"The history of all times, and of today especially, teaches that... women will be forgotten if they forget to think about themselves."
- Louise Otto, (Luise Otto-Peters), German feminist, 1849
March is National Women’s History Month, a month to celebrate and most importantly, to remember women's role in history. It might not seem like a big deal, but can you believe that as recently as the 1970s, women's history was virtually an unknown topic in schools or for that matter, even in general public consciousness? And as Otto says, if we don't take time to remember women, we're all in danger of being forgotten.
This year's theme for National Women's History Month is Women’s Education – Women’s Empowerment, honoring the role of education in creating opportunities for women both outside and inside the home.
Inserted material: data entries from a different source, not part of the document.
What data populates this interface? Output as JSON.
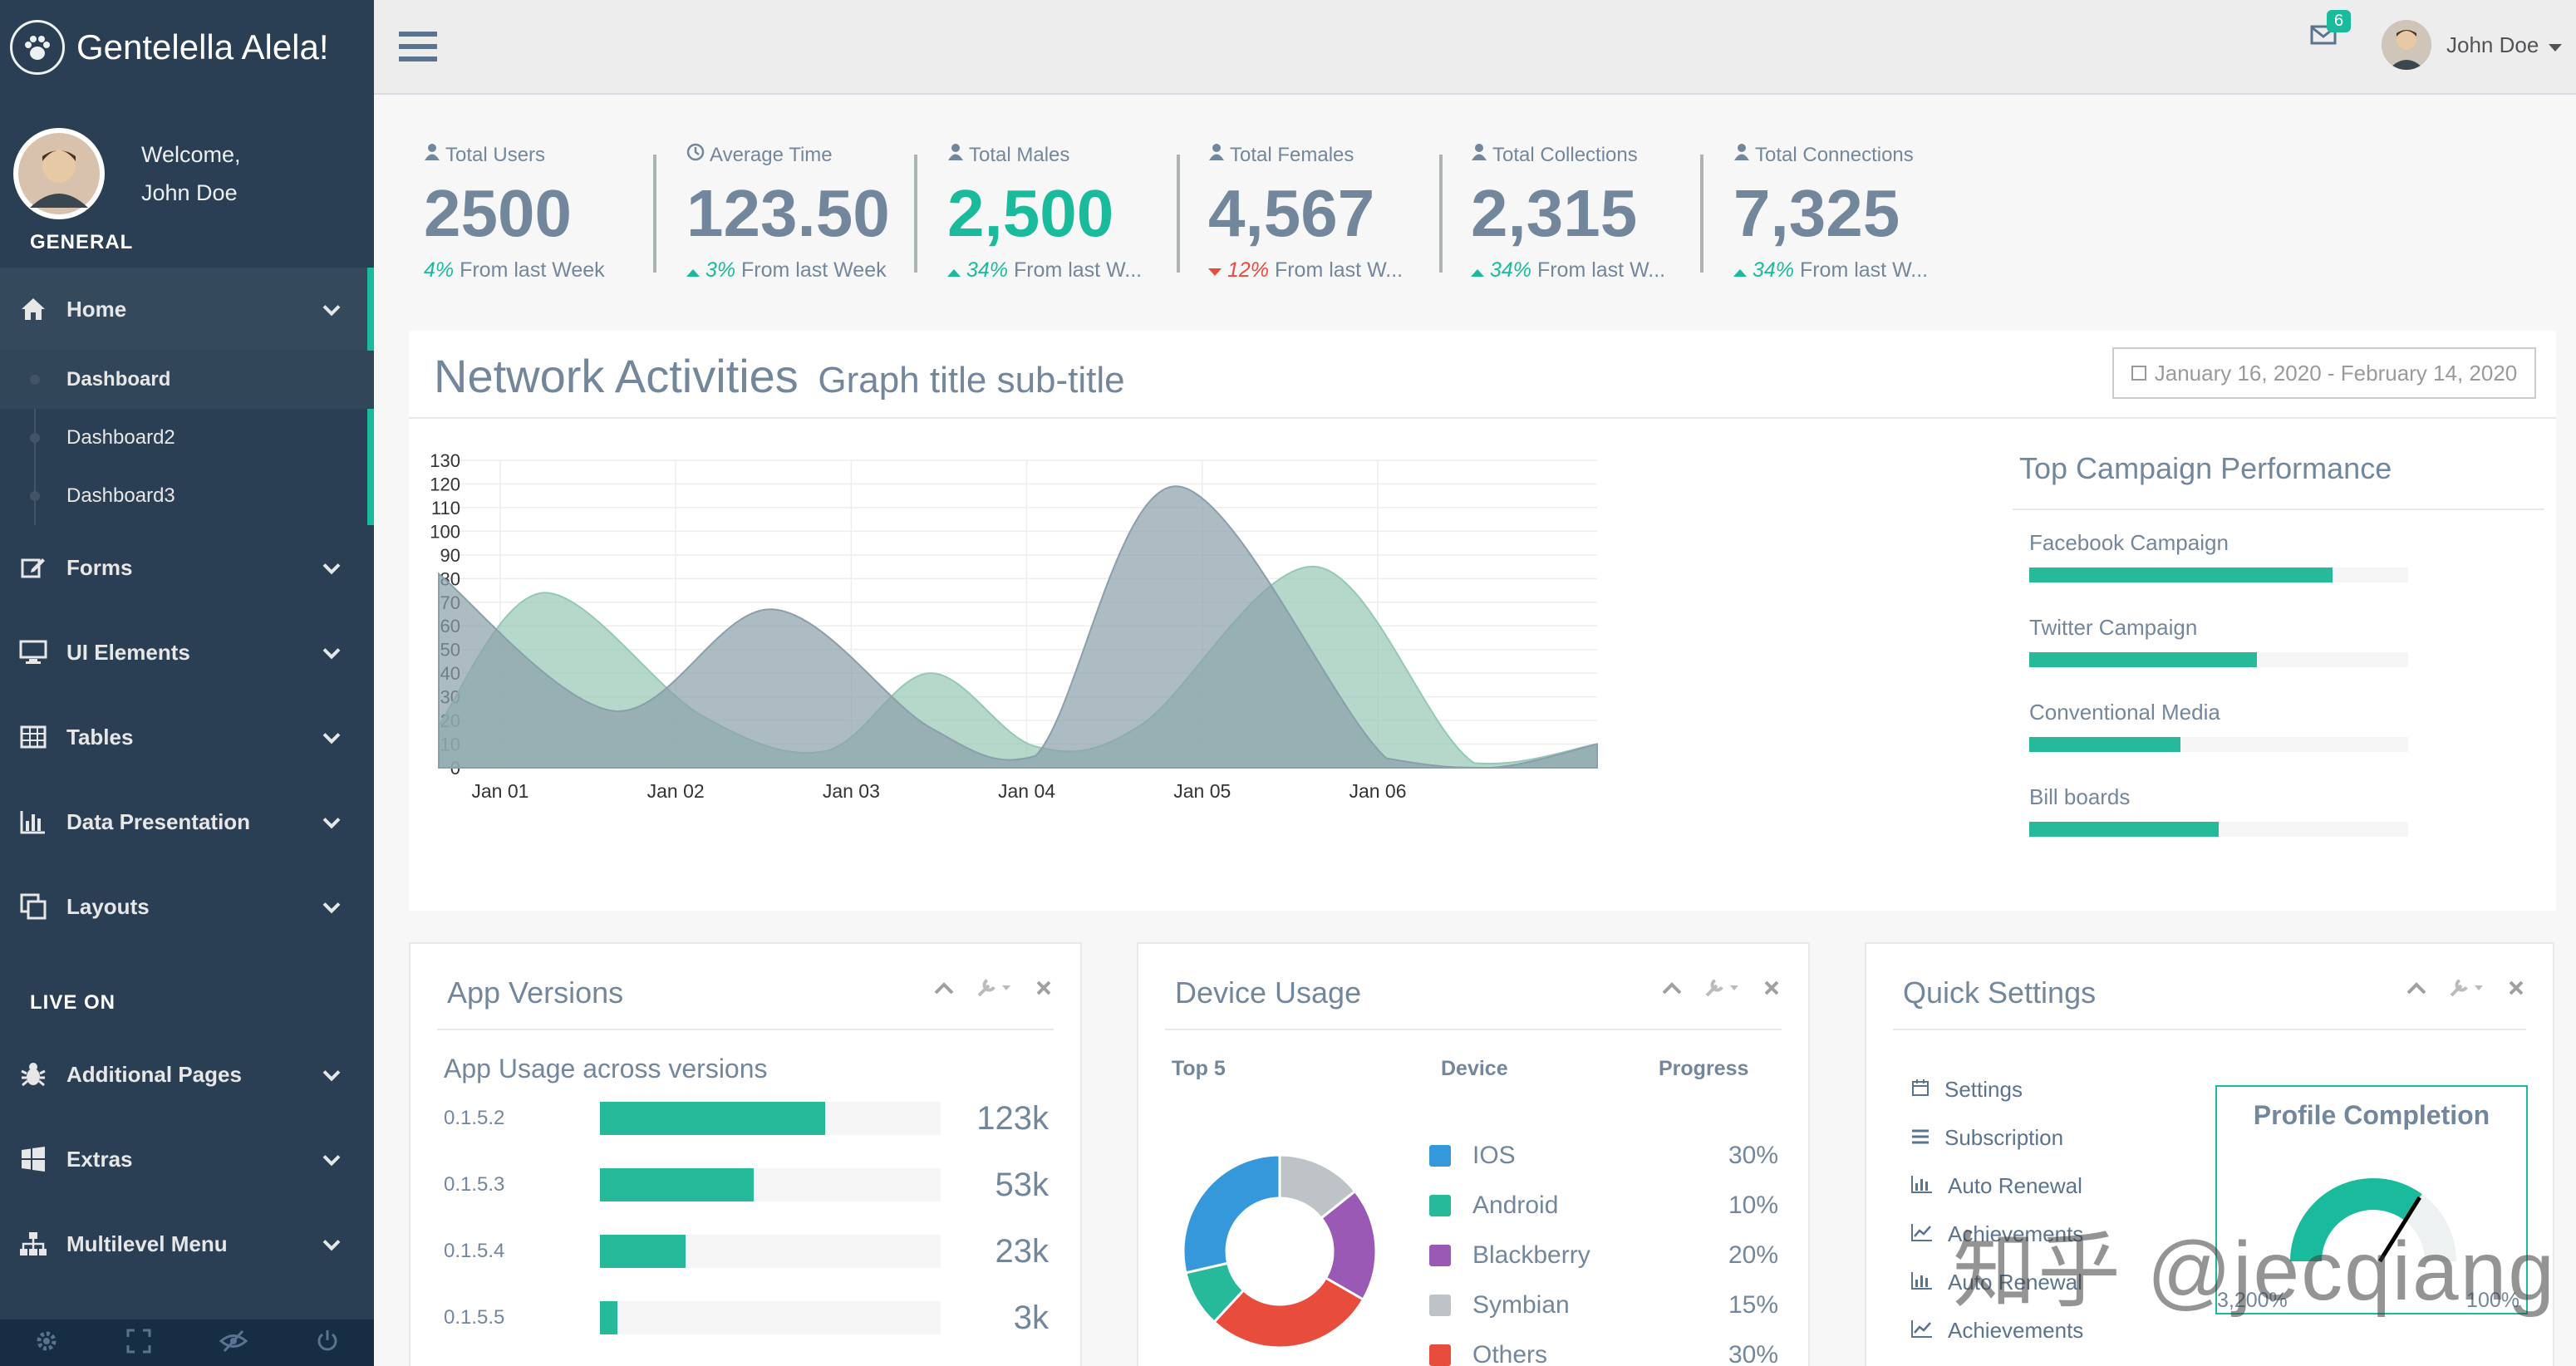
{
  "brand": {
    "name": "Gentelella Alela!",
    "icon": "paw-icon"
  },
  "profile": {
    "welcome": "Welcome,",
    "name": "John Doe"
  },
  "sidebar": {
    "general_title": "GENERAL",
    "live_title": "LIVE ON",
    "home_label": "Home",
    "home_sub": [
      {
        "label": "Dashboard"
      },
      {
        "label": "Dashboard2"
      },
      {
        "label": "Dashboard3"
      }
    ],
    "items": [
      {
        "label": "Forms",
        "icon": "edit-icon"
      },
      {
        "label": "UI Elements",
        "icon": "desktop-icon"
      },
      {
        "label": "Tables",
        "icon": "table-icon"
      },
      {
        "label": "Data Presentation",
        "icon": "bar-chart-icon"
      },
      {
        "label": "Layouts",
        "icon": "clone-icon"
      }
    ],
    "live_items": [
      {
        "label": "Additional Pages",
        "icon": "bug-icon"
      },
      {
        "label": "Extras",
        "icon": "windows-icon"
      },
      {
        "label": "Multilevel Menu",
        "icon": "sitemap-icon"
      }
    ],
    "footer_icons": [
      "settings-icon",
      "fullscreen-icon",
      "eye-slash-icon",
      "power-icon"
    ]
  },
  "topnav": {
    "mail_count": "6",
    "user_name": "John Doe"
  },
  "stats": [
    {
      "label": "Total Users",
      "icon": "user-icon",
      "count": "2500",
      "pct": "4%",
      "foot": " From last Week",
      "trend": "none"
    },
    {
      "label": "Average Time",
      "icon": "clock-icon",
      "count": "123.50",
      "pct": "3%",
      "foot": " From last Week",
      "trend": "up"
    },
    {
      "label": "Total Males",
      "icon": "user-icon",
      "count": "2,500",
      "pct": "34%",
      "foot": " From last W...",
      "trend": "up"
    },
    {
      "label": "Total Females",
      "icon": "user-icon",
      "count": "4,567",
      "pct": "12%",
      "foot": " From last W...",
      "trend": "down"
    },
    {
      "label": "Total Collections",
      "icon": "user-icon",
      "count": "2,315",
      "pct": "34%",
      "foot": " From last W...",
      "trend": "up"
    },
    {
      "label": "Total Connections",
      "icon": "user-icon",
      "count": "7,325",
      "pct": "34%",
      "foot": " From last W...",
      "trend": "up"
    }
  ],
  "network": {
    "title": "Network Activities",
    "subtitle": "Graph title sub-title",
    "date_range": "January 16, 2020 - February 14, 2020"
  },
  "chart_data": {
    "type": "area",
    "x": [
      0,
      1,
      2,
      3,
      4,
      5,
      6
    ],
    "xticks": [
      "Jan 01",
      "Jan 02",
      "Jan 03",
      "Jan 04",
      "Jan 05",
      "Jan 06"
    ],
    "ylim": [
      0,
      130
    ],
    "yticks": [
      0,
      10,
      20,
      30,
      40,
      50,
      60,
      70,
      80,
      90,
      100,
      110,
      120,
      130
    ],
    "grid": true,
    "series": [
      {
        "color": "#95C8B4",
        "points": [
          [
            0,
            18
          ],
          [
            0.6,
            74
          ],
          [
            1.5,
            22
          ],
          [
            2.2,
            7
          ],
          [
            2.8,
            40
          ],
          [
            3.4,
            9
          ],
          [
            4,
            18
          ],
          [
            5.0,
            85
          ],
          [
            5.9,
            2
          ],
          [
            6.6,
            10
          ]
        ]
      },
      {
        "color": "#8A9FAA",
        "points": [
          [
            0,
            82
          ],
          [
            1,
            24
          ],
          [
            1.9,
            67
          ],
          [
            2.8,
            17
          ],
          [
            3.4,
            5
          ],
          [
            4.2,
            119
          ],
          [
            5.4,
            4
          ],
          [
            6.0,
            0
          ],
          [
            6.6,
            10
          ]
        ]
      }
    ]
  },
  "campaigns": {
    "title": "Top Campaign Performance",
    "items": [
      {
        "name": "Facebook Campaign",
        "value": 80
      },
      {
        "name": "Twitter Campaign",
        "value": 60
      },
      {
        "name": "Conventional Media",
        "value": 40
      },
      {
        "name": "Bill boards",
        "value": 50
      }
    ]
  },
  "app_versions": {
    "title": "App Versions",
    "subtitle": "App Usage across versions",
    "rows": [
      {
        "name": "0.1.5.2",
        "value": "123k",
        "pct": 66
      },
      {
        "name": "0.1.5.3",
        "value": "53k",
        "pct": 45
      },
      {
        "name": "0.1.5.4",
        "value": "23k",
        "pct": 25
      },
      {
        "name": "0.1.5.5",
        "value": "3k",
        "pct": 5
      }
    ]
  },
  "device_usage": {
    "title": "Device Usage",
    "headers": {
      "top": "Top 5",
      "device": "Device",
      "progress": "Progress"
    },
    "rows": [
      {
        "name": "IOS",
        "value": "30%",
        "color": "#3498DB"
      },
      {
        "name": "Android",
        "value": "10%",
        "color": "#26B99A"
      },
      {
        "name": "Blackberry",
        "value": "20%",
        "color": "#9B59B6"
      },
      {
        "name": "Symbian",
        "value": "15%",
        "color": "#BDC3C7"
      },
      {
        "name": "Others",
        "value": "30%",
        "color": "#E74C3C"
      }
    ],
    "donut": [
      {
        "name": "Symbian",
        "pct": 15,
        "color": "#BDC3C7"
      },
      {
        "name": "Blackberry",
        "pct": 20,
        "color": "#9B59B6"
      },
      {
        "name": "Others",
        "pct": 30,
        "color": "#E74C3C"
      },
      {
        "name": "Android",
        "pct": 10,
        "color": "#26B99A"
      },
      {
        "name": "IOS",
        "pct": 30,
        "color": "#3498DB"
      }
    ]
  },
  "quick_settings": {
    "title": "Quick Settings",
    "items": [
      {
        "label": "Settings",
        "icon": "calendar-icon"
      },
      {
        "label": "Subscription",
        "icon": "bars-icon"
      },
      {
        "label": "Auto Renewal",
        "icon": "bar-chart-icon"
      },
      {
        "label": "Achievements",
        "icon": "line-chart-icon"
      },
      {
        "label": "Auto Renewal",
        "icon": "bar-chart-icon"
      },
      {
        "label": "Achievements",
        "icon": "line-chart-icon"
      }
    ]
  },
  "profile_completion": {
    "title": "Profile Completion",
    "min": "3,200%",
    "max": "100%",
    "level": 70
  },
  "watermark": "知乎 @jecqiang"
}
And there are lots of great ways to participate and pass on the knowledge of women's history for generations to come. Here are a few ideas to try this month:
Learn. Who was the first woman in modern history to lead a major Native-American tribe, the Cherokee Nation? Can you name the architect of the Vietnam Veterans Memorial in Washington, D.C., designed when she was only 21 years old? Test your knowledge of women's history here.
Play. EducationWorld has compiled a great list of Women's History Month games, crafts and activities for kids that include acting in (and changing the ending) of fairy tales, designing a postage stamp honoring the month, and writing a letter to first lady Michelle Obama about an issue that concerns them.
Visit. Don't just read about history; go see where it actually happened. Check out one of these Top 10 National Parks that honor women such as Clara Barton National Historic Park in Maryland or the Rosie the Riveter/World War II Home Front National Historical Park in California. And don't forget to look for local and state parks, too.
Honor. Plan a reception, luncheon or event that honors women in your community who are role models, those whose lives need to be part of the historic record.